Making a Terrorist: ‘The Journey’ Director Explains How He Created Evil on Screen

“Usually the victims are women, but a lot of women since 2003 have become suicide bombers,” director Mohamed Al-Daradji told TheWrap

Ted Soqui

Iraqi director Mohamed Al-Daradji can remember the exact day he was held hostage by Al Qaeda: Dec 16, 2004. Al-Daradji and his film crew at the time had guns pointed at their heads, seconds away from death. It was during a time when he thought terrorists were only evil men. In the coming years, Al-Daradji realized there was something more sinister behind the madness.

“Usually the victims are women, but a lot of women since 2003 have become suicide bombers,” the director told TheWrap’s Steve Pond at a Q&A on Monday following a screening of his film, “The Journey” at the Landmark Theatres in Los Angeles. The film is Iraq’s entry into the Oscar foreign film race.

“Is she in control, or are they [Al Qaeda] in control?” is the question Al-Daradji sought to answer in “The Journey,” a film he was inspired to make after being taken hostage.

“At that moment, I was lost,” Al-Daradji said of his state of mind while being held captive. “I used the emotion of that moment for this film.”

“The Journey” is a drama that follows a young female terrorist in Baghdad who has to confront how she ended up with a bomb strapped to her chest ready to kill innocent Iraqis. Lead character Sara (Zahraa Ghandour) begins as a stone-cold Al Qaeda member who encounters a hustler Salam (Ameer Jabarah) at a train station. When Salam tries to make Sara his next victim, she takes advantage of the situation by taking “the sinner” hostage, with the threat of bombing the train station at any second.

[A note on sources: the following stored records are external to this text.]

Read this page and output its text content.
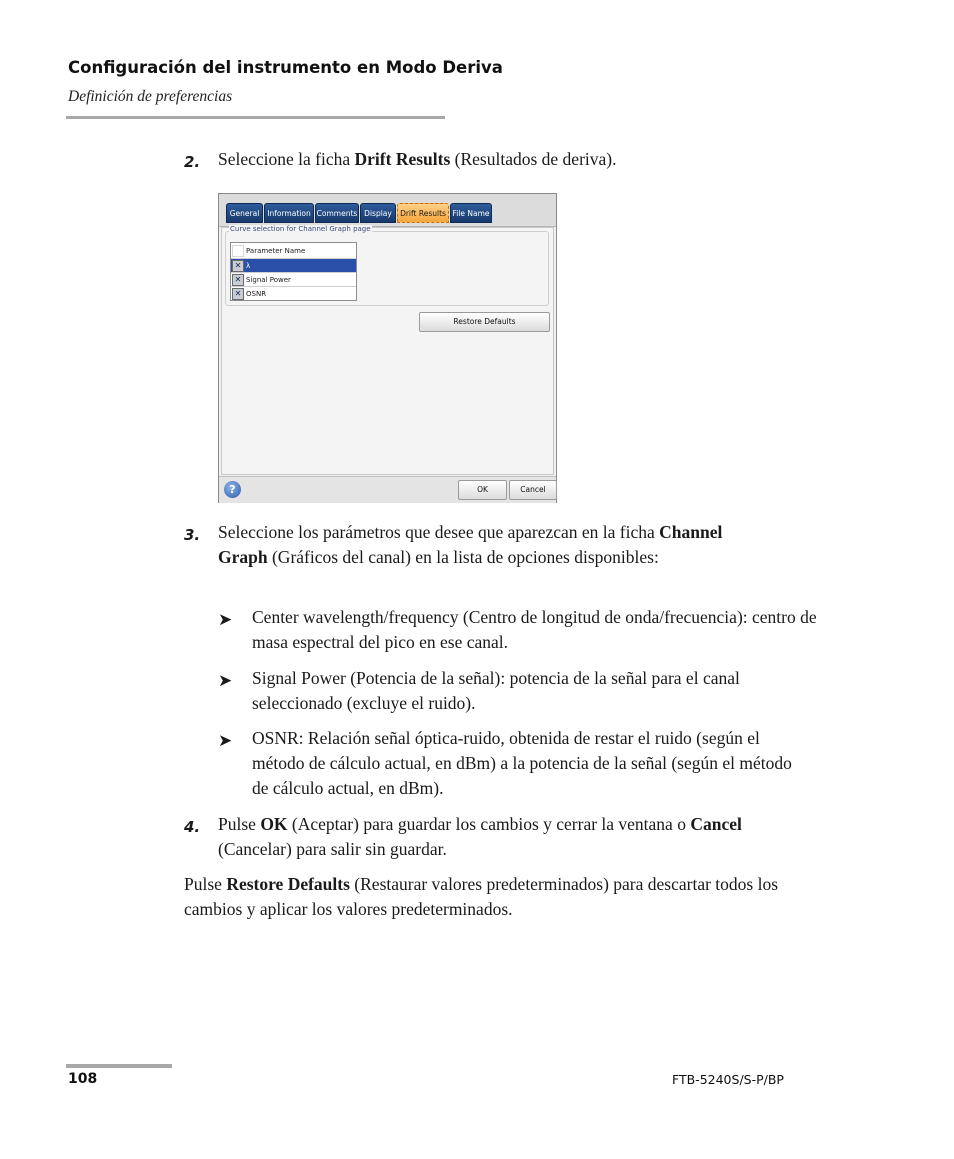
Configuración del instrumento en Modo Deriva
Definición de preferencias
2. Seleccione la ficha Drift Results (Resultados de deriva).
General	Information Comments Display	Drift Results File Name
Curve selection for Channel Graph page
Parameter Name
✕ λ
✕ Signal Power
✕ OSNR
Restore Defaults
?	OK	Cancel
3. Seleccione los parámetros que desee que aparezcan en la ficha Channel Graph (Gráficos del canal) en la lista de opciones disponibles:
➤ Center wavelength/frequency (Centro de longitud de onda/frecuencia): centro de masa espectral del pico en ese canal.
➤ Signal Power (Potencia de la señal): potencia de la señal para el canal seleccionado (excluye el ruido).
➤ OSNR: Relación señal óptica-ruido, obtenida de restar el ruido (según el método de cálculo actual, en dBm) a la potencia de la señal (según el método de cálculo actual, en dBm).
4. Pulse OK (Aceptar) para guardar los cambios y cerrar la ventana o Cancel (Cancelar) para salir sin guardar.
Pulse Restore Defaults (Restaurar valores predeterminados) para descartar todos los cambios y aplicar los valores predeterminados.
108	FTB-5240S/S-P/BP
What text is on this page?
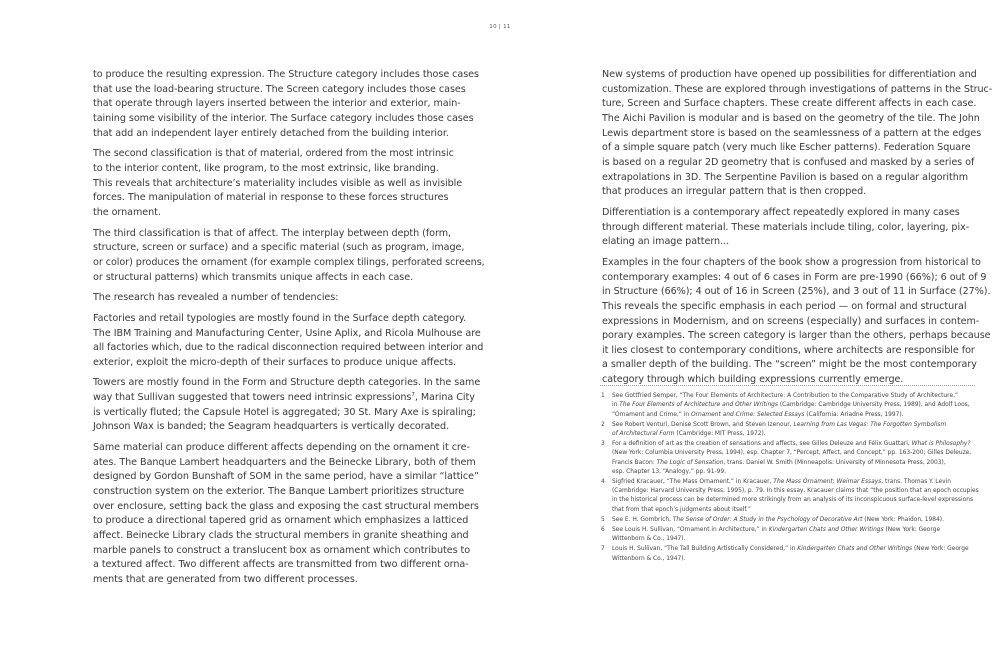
10 | 11

to produce the resulting expression. The Structure category includes those cases
that use the load-bearing structure. The Screen category includes those cases
that operate through layers inserted between the interior and exterior, main-
taining some visibility of the interior. The Surface category includes those cases
that add an independent layer entirely detached from the building interior.

The second classification is that of material, ordered from the most intrinsic
to the interior content, like program, to the most extrinsic, like branding.
This reveals that architecture’s materiality includes visible as well as invisible
forces. The manipulation of material in response to these forces structures
the ornament.

The third classification is that of affect. The interplay between depth (form,
structure, screen or surface) and a specific material (such as program, image,
or color) produces the ornament (for example complex tilings, perforated screens,
or structural patterns) which transmits unique affects in each case.

The research has revealed a number of tendencies:

Factories and retail typologies are mostly found in the Surface depth category.
The IBM Training and Manufacturing Center, Usine Aplix, and Ricola Mulhouse are
all factories which, due to the radical disconnection required between interior and
exterior, exploit the micro-depth of their surfaces to produce unique affects.

Towers are mostly found in the Form and Structure depth categories. In the same
way that Sullivan suggested that towers need intrinsic expressions$^7$, Marina City
is vertically fluted; the Capsule Hotel is aggregated; 30 St. Mary Axe is spiraling;
Johnson Wax is banded; the Seagram headquarters is vertically decorated.

Same material can produce different affects depending on the ornament it cre-
ates. The Banque Lambert headquarters and the Beinecke Library, both of them
designed by Gordon Bunshaft of SOM in the same period, have a similar “lattice”
construction system on the exterior. The Banque Lambert prioritizes structure
over enclosure, setting back the glass and exposing the cast structural members
to produce a directional tapered grid as ornament which emphasizes a latticed
affect. Beinecke Library clads the structural members in granite sheathing and
marble panels to construct a translucent box as ornament which contributes to
a textured affect. Two different affects are transmitted from two different orna-
ments that are generated from two different processes.

New systems of production have opened up possibilities for differentiation and
customization. These are explored through investigations of patterns in the Struc-
ture, Screen and Surface chapters. These create different affects in each case.
The Aichi Pavilion is modular and is based on the geometry of the tile. The John
Lewis department store is based on the seamlessness of a pattern at the edges
of a simple square patch (very much like Escher patterns). Federation Square
is based on a regular 2D geometry that is confused and masked by a series of
extrapolations in 3D. The Serpentine Pavilion is based on a regular algorithm
that produces an irregular pattern that is then cropped.

Differentiation is a contemporary affect repeatedly explored in many cases
through different material. These materials include tiling, color, layering, pix-
elating an image pattern...

Examples in the four chapters of the book show a progression from historical to
contemporary examples: 4 out of 6 cases in Form are pre-1990 (66%); 6 out of 9
in Structure (66%); 4 out of 16 in Screen (25%), and 3 out of 11 in Surface (27%).
This reveals the specific emphasis in each period — on formal and structural
expressions in Modernism, and on screens (especially) and surfaces in contem-
porary examples. The screen category is larger than the others, perhaps because
it lies closest to contemporary conditions, where architects are responsible for
a smaller depth of the building. The “screen” might be the most contemporary
category through which building expressions currently emerge.

1 See Gottfried Semper, “The Four Elements of Architecture: A Contribution to the Comparative Study of Architecture,”
in The Four Elements of Architecture and Other Writings (Cambridge: Cambridge University Press, 1989), and Adolf Loos,
“Ornament and Crime,” in Ornament and Crime: Selected Essays (California: Ariadne Press, 1997).
2 See Robert Venturi, Denise Scott Brown, and Steven Izenour, Learning from Las Vegas: The Forgotten Symbolism
of Architectural Form (Cambridge: MIT Press, 1972).
3 For a definition of art as the creation of sensations and affects, see Gilles Deleuze and Félix Guattari, What is Philosophy?
(New York: Columbia University Press, 1994), esp. Chapter 7, “Percept, Affect, and Concept,” pp. 163-200; Gilles Deleuze,
Francis Bacon: The Logic of Sensation, trans. Daniel W. Smith (Minneapolis: University of Minnesota Press, 2003),
esp. Chapter 13, “Analogy,” pp. 91-99.
4 Sigfried Kracauer, “The Mass Ornament,” in Kracauer, The Mass Ornament: Weimar Essays, trans. Thomas Y. Levin
(Cambridge: Harvard University Press, 1995), p. 79. In this essay, Kracauer claims that “the position that an epoch occupies
in the historical process can be determined more strikingly from an analysis of its inconspicuous surface-level expressions
that from that epoch’s judgments about itself.”
5 See E. H. Gombrich, The Sense of Order: A Study in the Psychology of Decorative Art (New York: Phaidon, 1984).
6 See Louis H. Sullivan, “Ornament in Architecture,” in Kindergarten Chats and Other Writings (New York: George
Wittenborn & Co., 1947).
7 Louis H. Sullivan, “The Tall Building Artistically Considered,” in Kindergarten Chats and Other Writings (New York: George
Wittenborn & Co., 1947).
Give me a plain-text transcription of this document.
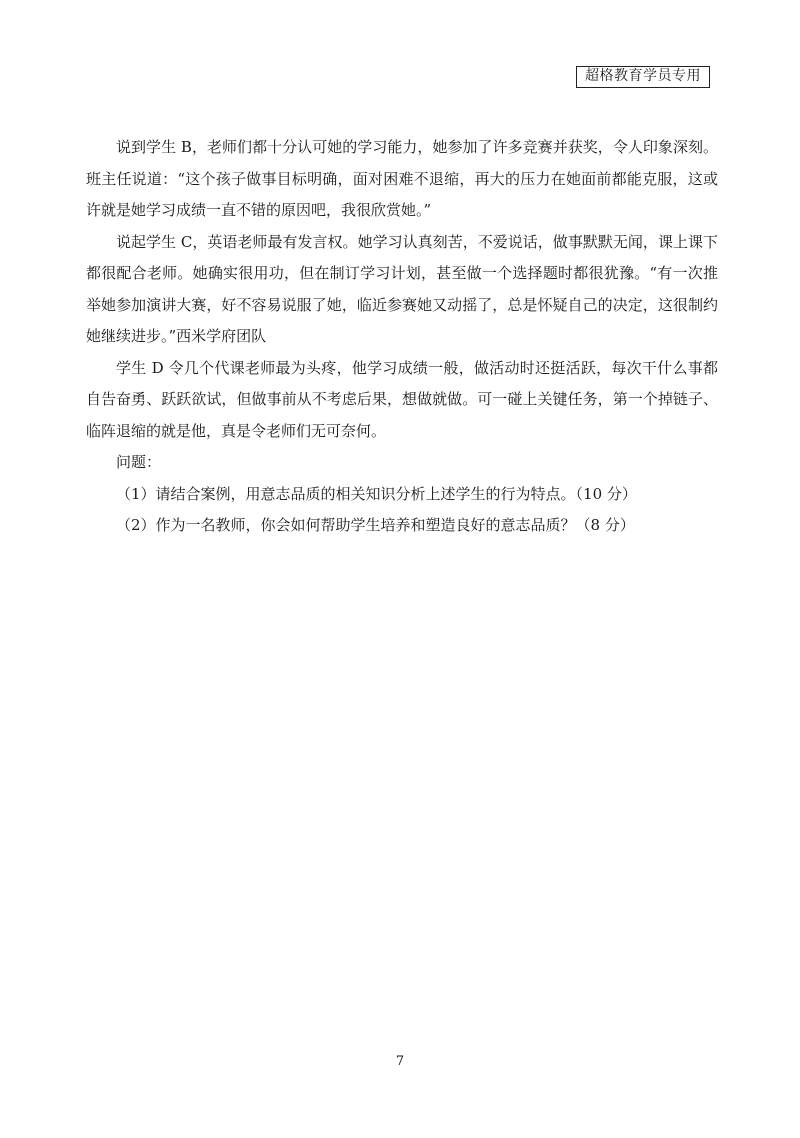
超格教育学员专用

说到学生 B，老师们都十分认可她的学习能力，她参加了许多竞赛并获奖，令人印象深刻。班主任说道：“这个孩子做事目标明确，面对困难不退缩，再大的压力在她面前都能克服，这或许就是她学习成绩一直不错的原因吧，我很欣赏她。”

说起学生 C，英语老师最有发言权。她学习认真刻苦，不爱说话，做事默默无闻，课上课下都很配合老师。她确实很用功，但在制订学习计划，甚至做一个选择题时都很犹豫。“有一次推举她参加演讲大赛，好不容易说服了她，临近参赛她又动摇了，总是怀疑自己的决定，这很制约她继续进步。”西米学府团队

学生 D 令几个代课老师最为头疼，他学习成绩一般，做活动时还挺活跃，每次干什么事都自告奋勇、跃跃欲试，但做事前从不考虑后果，想做就做。可一碰上关键任务，第一个掉链子、临阵退缩的就是他，真是令老师们无可奈何。

问题：

（1）请结合案例，用意志品质的相关知识分析上述学生的行为特点。（10 分）

（2）作为一名教师，你会如何帮助学生培养和塑造良好的意志品质？（8 分）

7
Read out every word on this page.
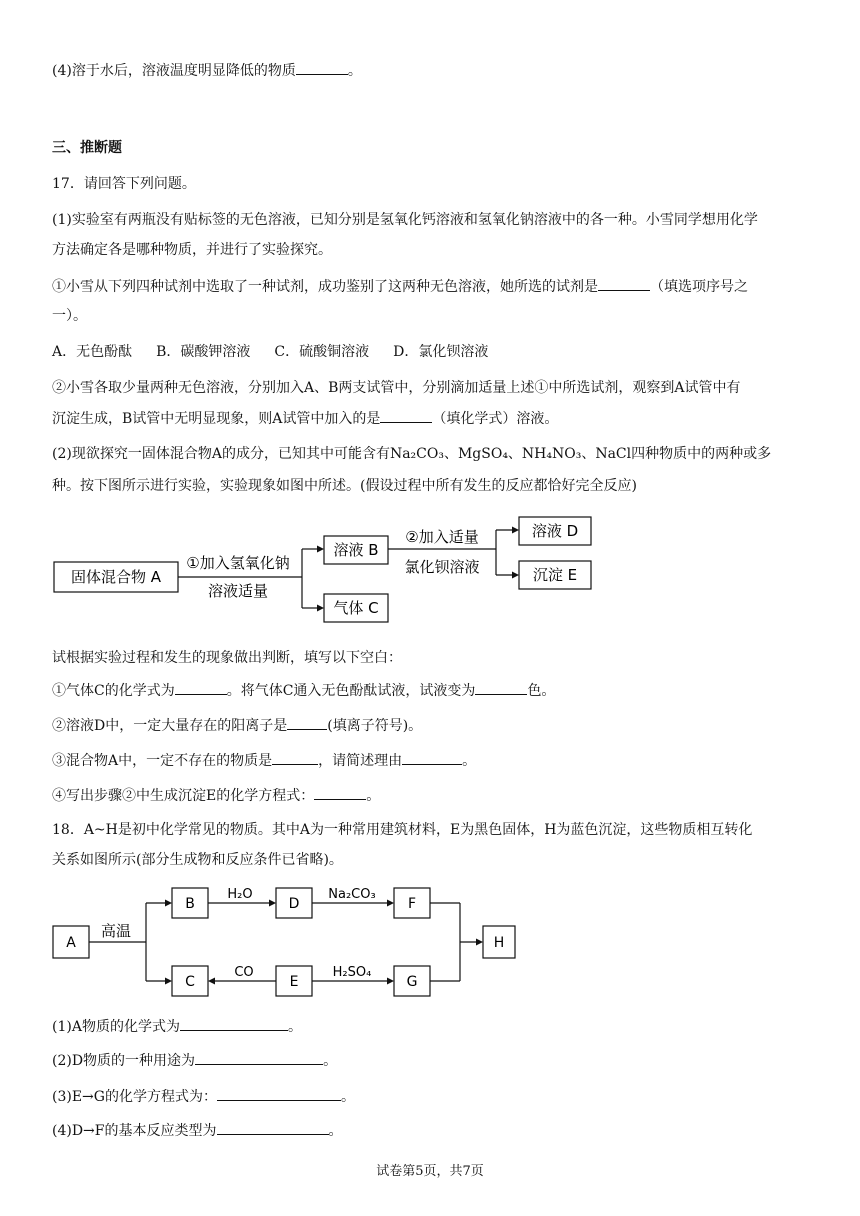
(4)溶于水后，溶液温度明显降低的物质	。
三、推断题
17．请回答下列问题。
(1)实验室有两瓶没有贴标签的无色溶液，已知分别是氢氧化钙溶液和氢氧化钠溶液中的各一种。小雪同学想用化学
方法确定各是哪种物质，并进行了实验探究。
①小雪从下列四种试剂中选取了一种试剂，成功鉴别了这两种无色溶液，她所选的试剂是	（填选项序号之
一）。
A．无色酚酞 B．碳酸钾溶液 C．硫酸铜溶液 D．氯化钡溶液
②小雪各取少量两种无色溶液，分别加入A、B两支试管中，分别滴加适量上述①中所选试剂，观察到A试管中有
沉淀生成，B试管中无明显现象，则A试管中加入的是	（填化学式）溶液。
(2)现欲探究一固体混合物A的成分，已知其中可能含有Na₂CO₃、MgSO₄、NH₄NO₃、NaCl四种物质中的两种或多
种。按下图所示进行实验，实验现象如图中所述。(假设过程中所有发生的反应都恰好完全反应)
固体混合物 A
①加入氢氧化钠
溶液适量
溶液 B
气体 C
②加入适量
氯化钡溶液
溶液 D
沉淀 E
试根据实验过程和发生的现象做出判断，填写以下空白：
①气体C的化学式为	。将气体C通入无色酚酞试液，试液变为	色。
②溶液D中，一定大量存在的阳离子是	(填离子符号)。
③混合物A中，一定不存在的物质是	，请简述理由	。
④写出步骤②中生成沉淀E的化学方程式：	。
18．A~H是初中化学常见的物质。其中A为一种常用建筑材料，E为黑色固体，H为蓝色沉淀，这些物质相互转化
关系如图所示(部分生成物和反应条件已省略)。
A
B	D	F
C	E	G
H
高温
H₂O	Na₂CO₃
CO	H₂SO₄
(1)A物质的化学式为	。
(2)D物质的一种用途为	。
(3)E→G的化学方程式为：	。
(4)D→F的基本反应类型为	。
试卷第5页，共7页
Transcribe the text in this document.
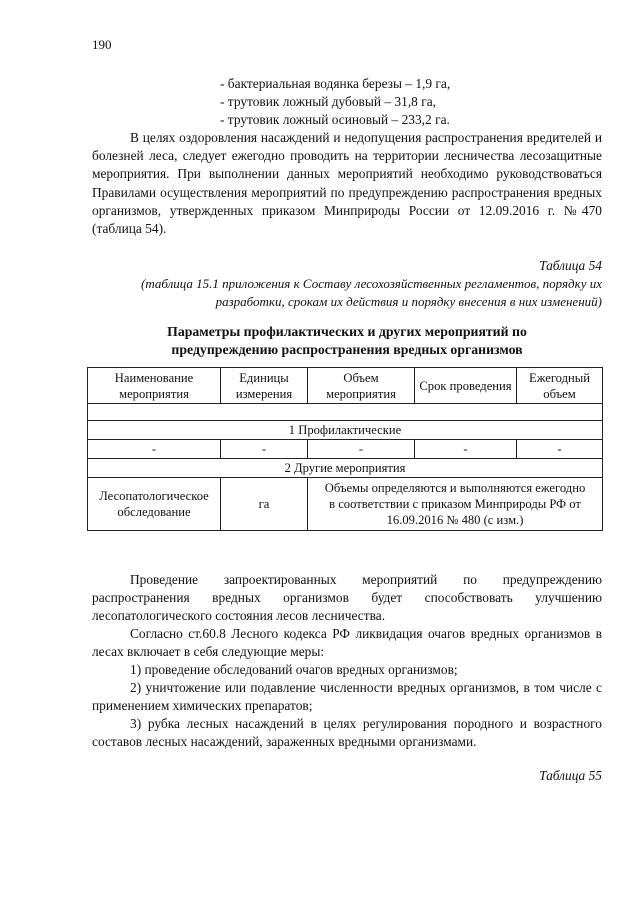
190
- бактериальная водянка березы – 1,9 га,
- трутовик ложный дубовый – 31,8 га,
- трутовик ложный осиновый – 233,2 га.

В целях оздоровления насаждений и недопущения распространения вредителей и болезней леса, следует ежегодно проводить на территории лесничества лесозащитные мероприятия. При выполнении данных мероприятий необходимо руководствоваться Правилами осуществления мероприятий по предупреждению распространения вредных организмов, утвержденных приказом Минприроды России от 12.09.2016 г. №470 (таблица 54).

Таблица 54
(таблица 15.1 приложения к Составу лесохозяйственных регламентов, порядку их разработки, срокам их действия и порядку внесения в них изменений)
Параметры профилактических и других мероприятий по
предупреждению распространения вредных организмов
Наименование мероприятия	Единицы измерения	Объем мероприятия	Срок проведения	Ежегодный объем

1 Профилактические				
-	-	-	-	-
2 Другие мероприятия				
Лесопатологическое обследование	га	Объемы определяются и выполняются ежегодно в соответствии с приказом Минприроды РФ от 16.09.2016 № 480 (с изм.)		

Проведение запроектированных мероприятий по предупреждению распространения вредных организмов будет способствовать улучшению лесопатологического состояния лесов лесничества.

Согласно ст.60.8 Лесного кодекса РФ ликвидация очагов вредных организмов в лесах включает в себя следующие меры:

1) проведение обследований очагов вредных организмов;

2) уничтожение или подавление численности вредных организмов, в том числе с применением химических препаратов;

3) рубка лесных насаждений в целях регулирования породного и возрастного составов лесных насаждений, зараженных вредными организмами.

Таблица 55
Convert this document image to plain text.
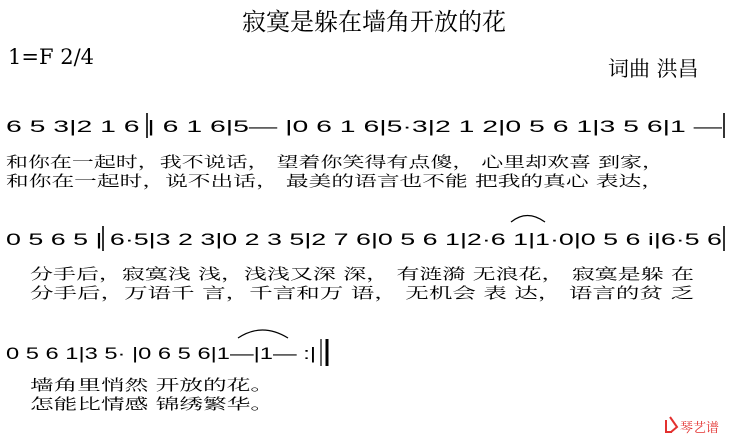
寂寞是躲在墙角开放的花
1=F 2/4	词曲 洪昌
6 5 3|2 1 6 | 6 1 6|5— |0 6 1 6|5·3|2 1 2|0 5 6 1|3 5 6|1 —
和你在一起时，我不说话， 望着你笑得有点傻， 心里却欢喜 到家，
和你在一起时，说不出话， 最美的语言也不能 把我的真心 表达，
0 5 6 5 | 6·5|3 2 3|0 2 3 5|2 7 6|0 5 6 1|2·6 1|1·0|0 5 6 i|6·5 6
分手后，寂寞浅 浅，浅浅又深 深， 有涟漪 无浪花， 寂寞是躲 在
分手后，万语千 言，千言和万 语， 无机会 表 达， 语言的贫 乏
0 5 6 1|3 5· |0 6 5 6|1—|1— :|
墙角里悄然 开放的花。
怎能比情感 锦绣繁华。
琴艺谱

But the duo runs into a problem when they find a baby left in a travel bag. Salam wants to take the baby into his care, but Sara has orders to kill. Slowly, Sara begins to question whether killing the innocent for the sake of God is really what she wants to do.

If Al-Daradji found the initial inspiration for “The Journey” in 2004, then in 2008, he was able to put a face to that story. Al-Daradji was shooting his second feature film when he read a newspaper article about a young girl who was minutes away from bombing a police station. The picture used for the article showed the young girl in a moment of regret, with a soldier trying to cut off her vest because she couldn’t go through with the suicide bombing.

It was then when Al-Daradji’s focus became about telling a story about women who were roped into becoming suicide bombers. A few years later he would meet women in an Iraqi prison who were detained because they tried to “cleanse” society by mass killing. One particular girl in front of him with steely eyes stood out, and eventually became the foundation for Sara.

“I saw the humanity in her,” Al-Daradji said.

To build the world around Sara was difficult, Al-Daradji said. Not only would Al-Daradji need to film on location at the Baghdad train station, but he needed to use non-professional actors as well. From the beginning of the writing process to showing the film in Iraqi theaters (the first Iraqi film to do so in decades), the filmmaking process took nearly 5 years. Two of those years involved training Ghandour to become the complex terrorist she would have to be.

“Inside every human, there is an artist,” Al Daradji said.

The shoot took about three months, a process which involved shooting between 6 a.m. to 6 p.m. in order to avoid the noise of the actual trains coming to and from the station.

The reception of “The Journey” in Iraq has been complicated, Al-Daradji confessed. While it was shown in seven cities with a mostly positive reception, the audiences have been divided about accepting that their way of life is in question.

“Some people want to start the conversation, some don’t,” he said.